Nerlinger wird voraussichtlich für den sportlichen Bereich die Verantwortung von Hoeneß, der am Jahresende aus dem Vorstand ausscheiden wird, übernehmen. Für die wirtschaftlichen Aufgaben wird noch ein Kandidat gesucht. Laut SZ ist Stephan Grühsam aus dem Aufsichtsrat des VfL Wolfsburg im Gespräch.

Parallel zur Trainer- und Managerfindung laufen bei den Bayern auch die Planungen für den Kader für die kommende Saison. Diese würden sowohl vom neuen Coach, aber auch von der wirtschaftlichen Situation abhängen, verdeutlichte Hoeneß: "Wenn wir die Champions League erreichen, dann werden wir noch ein bisschen was machen. Wenn nicht, dann wird es schwierig. Denn wir wollen keine Dinge tun, die wir bei Anderen immer kritisieren."

Am Samstag vermeldete der Bayern-Manager bereits die Rückkehr des zum Karlsruher SC ausgeliehenen Andreas Görlitz: "Ich gehe davon aus, dass er zurückkommt." Bei dem nach Leverkusen ausgeliehenen Toni Kroos habe man zwar eine Option, "aber das muss der neue Trainer entscheiden".

Spekulationen um Timoschtschuk "völliger Unsinn"

Als "völligen Unsinn" bezeichnete Hoeneß indes Spekulationen in Russland, dass Anatolij Timoschtschuk wegen des Rauswurfs von Klinsmann nicht mehr nach München kommen will. Das sei ja "kein Wunschkonzert". Noch keine Entscheidung gebe es, ob Massimo Oddo wieder zum AC Mailand zurück muss.

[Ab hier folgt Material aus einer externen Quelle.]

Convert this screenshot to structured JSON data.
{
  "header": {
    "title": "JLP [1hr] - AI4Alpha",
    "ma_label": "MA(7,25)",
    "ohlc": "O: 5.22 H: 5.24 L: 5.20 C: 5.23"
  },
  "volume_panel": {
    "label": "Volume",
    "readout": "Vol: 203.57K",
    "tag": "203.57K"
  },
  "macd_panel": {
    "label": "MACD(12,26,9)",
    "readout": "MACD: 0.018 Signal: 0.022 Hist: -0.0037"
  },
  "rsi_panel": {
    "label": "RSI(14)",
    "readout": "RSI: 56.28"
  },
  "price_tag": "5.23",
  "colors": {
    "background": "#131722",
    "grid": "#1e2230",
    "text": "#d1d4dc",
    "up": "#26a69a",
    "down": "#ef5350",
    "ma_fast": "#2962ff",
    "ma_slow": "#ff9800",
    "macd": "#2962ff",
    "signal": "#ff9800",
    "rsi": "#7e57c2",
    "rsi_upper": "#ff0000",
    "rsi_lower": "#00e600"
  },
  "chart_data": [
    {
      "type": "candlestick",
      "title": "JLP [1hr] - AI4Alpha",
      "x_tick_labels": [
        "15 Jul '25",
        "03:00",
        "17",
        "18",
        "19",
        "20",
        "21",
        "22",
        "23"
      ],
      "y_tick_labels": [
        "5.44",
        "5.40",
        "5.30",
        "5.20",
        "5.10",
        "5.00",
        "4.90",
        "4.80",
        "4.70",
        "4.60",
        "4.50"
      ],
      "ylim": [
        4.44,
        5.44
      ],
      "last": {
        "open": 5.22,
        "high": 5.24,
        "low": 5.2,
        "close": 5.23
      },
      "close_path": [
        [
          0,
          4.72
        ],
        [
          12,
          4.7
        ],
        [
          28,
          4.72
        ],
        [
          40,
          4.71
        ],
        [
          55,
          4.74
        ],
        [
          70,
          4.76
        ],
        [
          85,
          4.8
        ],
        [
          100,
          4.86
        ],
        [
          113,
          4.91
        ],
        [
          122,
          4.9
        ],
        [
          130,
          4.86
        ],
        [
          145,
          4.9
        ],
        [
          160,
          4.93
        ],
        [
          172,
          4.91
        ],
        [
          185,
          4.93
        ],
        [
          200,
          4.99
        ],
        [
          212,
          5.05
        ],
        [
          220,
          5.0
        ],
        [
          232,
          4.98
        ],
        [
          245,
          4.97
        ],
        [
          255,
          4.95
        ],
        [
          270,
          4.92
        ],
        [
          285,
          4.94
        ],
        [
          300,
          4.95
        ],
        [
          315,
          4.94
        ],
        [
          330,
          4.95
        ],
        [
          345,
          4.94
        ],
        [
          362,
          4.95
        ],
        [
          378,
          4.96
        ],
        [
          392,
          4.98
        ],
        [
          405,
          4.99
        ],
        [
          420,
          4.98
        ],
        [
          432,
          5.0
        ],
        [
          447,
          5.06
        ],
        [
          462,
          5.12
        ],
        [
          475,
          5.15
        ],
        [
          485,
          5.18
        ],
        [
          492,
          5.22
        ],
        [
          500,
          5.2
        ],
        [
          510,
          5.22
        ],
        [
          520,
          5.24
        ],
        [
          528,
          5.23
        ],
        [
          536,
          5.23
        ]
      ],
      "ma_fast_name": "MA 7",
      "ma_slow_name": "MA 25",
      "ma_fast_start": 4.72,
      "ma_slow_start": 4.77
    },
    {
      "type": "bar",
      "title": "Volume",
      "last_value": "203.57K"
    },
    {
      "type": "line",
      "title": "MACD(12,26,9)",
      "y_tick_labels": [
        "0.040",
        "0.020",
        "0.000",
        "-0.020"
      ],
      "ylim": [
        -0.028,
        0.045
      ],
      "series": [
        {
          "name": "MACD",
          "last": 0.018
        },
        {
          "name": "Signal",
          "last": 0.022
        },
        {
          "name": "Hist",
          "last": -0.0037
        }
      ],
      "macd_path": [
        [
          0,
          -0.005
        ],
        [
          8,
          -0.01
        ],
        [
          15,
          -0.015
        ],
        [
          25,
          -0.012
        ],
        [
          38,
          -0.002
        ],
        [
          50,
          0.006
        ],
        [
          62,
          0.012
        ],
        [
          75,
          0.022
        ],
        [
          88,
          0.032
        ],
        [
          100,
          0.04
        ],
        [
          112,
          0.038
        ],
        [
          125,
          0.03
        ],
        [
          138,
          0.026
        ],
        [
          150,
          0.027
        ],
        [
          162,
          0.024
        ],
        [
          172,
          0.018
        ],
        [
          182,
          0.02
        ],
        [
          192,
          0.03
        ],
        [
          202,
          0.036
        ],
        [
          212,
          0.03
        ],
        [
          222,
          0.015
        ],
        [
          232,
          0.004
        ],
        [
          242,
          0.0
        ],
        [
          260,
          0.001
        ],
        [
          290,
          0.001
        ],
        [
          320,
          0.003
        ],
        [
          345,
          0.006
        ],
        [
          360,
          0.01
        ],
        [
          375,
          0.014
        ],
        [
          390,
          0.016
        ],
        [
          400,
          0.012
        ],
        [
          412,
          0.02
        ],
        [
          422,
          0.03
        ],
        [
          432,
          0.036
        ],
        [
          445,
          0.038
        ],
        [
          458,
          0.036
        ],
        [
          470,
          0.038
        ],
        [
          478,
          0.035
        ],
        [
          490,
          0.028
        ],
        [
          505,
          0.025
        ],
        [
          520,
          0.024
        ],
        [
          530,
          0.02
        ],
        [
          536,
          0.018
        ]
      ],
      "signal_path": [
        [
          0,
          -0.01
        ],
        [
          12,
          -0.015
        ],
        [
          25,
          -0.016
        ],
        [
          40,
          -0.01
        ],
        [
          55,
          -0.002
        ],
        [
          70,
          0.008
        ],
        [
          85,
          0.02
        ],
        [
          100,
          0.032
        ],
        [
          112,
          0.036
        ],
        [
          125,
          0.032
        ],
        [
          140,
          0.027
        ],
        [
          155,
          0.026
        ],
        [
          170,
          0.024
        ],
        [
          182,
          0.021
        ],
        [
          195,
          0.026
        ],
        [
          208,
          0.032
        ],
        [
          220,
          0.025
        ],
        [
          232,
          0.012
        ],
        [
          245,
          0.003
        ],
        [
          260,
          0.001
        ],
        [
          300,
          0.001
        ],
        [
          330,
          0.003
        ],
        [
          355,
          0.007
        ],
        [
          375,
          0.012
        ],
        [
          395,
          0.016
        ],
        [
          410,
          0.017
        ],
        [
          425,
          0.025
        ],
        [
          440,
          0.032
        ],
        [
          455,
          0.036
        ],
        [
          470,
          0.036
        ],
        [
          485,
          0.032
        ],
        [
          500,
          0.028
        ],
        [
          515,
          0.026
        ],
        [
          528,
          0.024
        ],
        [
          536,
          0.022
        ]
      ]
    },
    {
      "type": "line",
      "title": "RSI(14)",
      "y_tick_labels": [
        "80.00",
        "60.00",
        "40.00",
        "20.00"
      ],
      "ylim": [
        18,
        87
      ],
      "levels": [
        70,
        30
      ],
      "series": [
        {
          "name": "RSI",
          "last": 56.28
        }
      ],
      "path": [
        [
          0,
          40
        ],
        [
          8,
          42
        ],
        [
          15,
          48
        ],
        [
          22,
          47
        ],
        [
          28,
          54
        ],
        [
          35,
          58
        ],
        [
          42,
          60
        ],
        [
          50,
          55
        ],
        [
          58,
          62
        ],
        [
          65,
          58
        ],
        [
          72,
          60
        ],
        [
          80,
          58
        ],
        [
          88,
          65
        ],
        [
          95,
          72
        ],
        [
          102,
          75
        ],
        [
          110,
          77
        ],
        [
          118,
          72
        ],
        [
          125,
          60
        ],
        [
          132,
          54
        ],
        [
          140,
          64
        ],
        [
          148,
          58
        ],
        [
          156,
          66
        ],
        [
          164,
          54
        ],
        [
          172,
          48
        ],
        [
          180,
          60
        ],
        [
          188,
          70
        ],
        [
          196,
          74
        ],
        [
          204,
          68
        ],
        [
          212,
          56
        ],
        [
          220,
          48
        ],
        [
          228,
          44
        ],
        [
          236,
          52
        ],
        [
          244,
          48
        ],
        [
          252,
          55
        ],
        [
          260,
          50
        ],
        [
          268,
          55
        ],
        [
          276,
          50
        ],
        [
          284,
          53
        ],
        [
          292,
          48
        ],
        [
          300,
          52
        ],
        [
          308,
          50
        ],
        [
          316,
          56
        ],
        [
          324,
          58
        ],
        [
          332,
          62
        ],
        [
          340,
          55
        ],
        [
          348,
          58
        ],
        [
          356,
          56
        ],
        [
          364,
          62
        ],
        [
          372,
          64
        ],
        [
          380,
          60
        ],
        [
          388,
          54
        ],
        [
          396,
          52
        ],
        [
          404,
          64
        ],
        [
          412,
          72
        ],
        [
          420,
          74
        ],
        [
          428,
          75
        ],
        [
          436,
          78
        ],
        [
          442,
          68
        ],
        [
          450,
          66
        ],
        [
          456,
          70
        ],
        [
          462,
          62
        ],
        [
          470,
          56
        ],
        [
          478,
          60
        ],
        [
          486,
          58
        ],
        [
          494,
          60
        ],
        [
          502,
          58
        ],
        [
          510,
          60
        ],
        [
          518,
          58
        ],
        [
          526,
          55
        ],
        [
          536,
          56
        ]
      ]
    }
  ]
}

Werders Mittelfeldstar Diego, um den es zuletzt schon Gerüchte gab, signalisierte unterdessen Interesse an einem Wechsel nach München: "Wenn die Bayern mich wollen und es ein Angebot gibt, müssen sie sich an Klaus Allofs wenden. Werder muss dann entscheiden, was für alle das Beste ist." Dazu sagte Hoeneß: "Diego ist für uns dann ein Thema, wenn Ribery wirklich wegginge. Dagegen denke der FC Bayern nicht an die Verpflichtung von Nationaltorhüter Robert Enke, für den an Hannover 96 eine hohe Ablösesumme zu zahlen wäre: "Er wird 32, deshalb haben wir uns mit ihm nicht beschäftigt."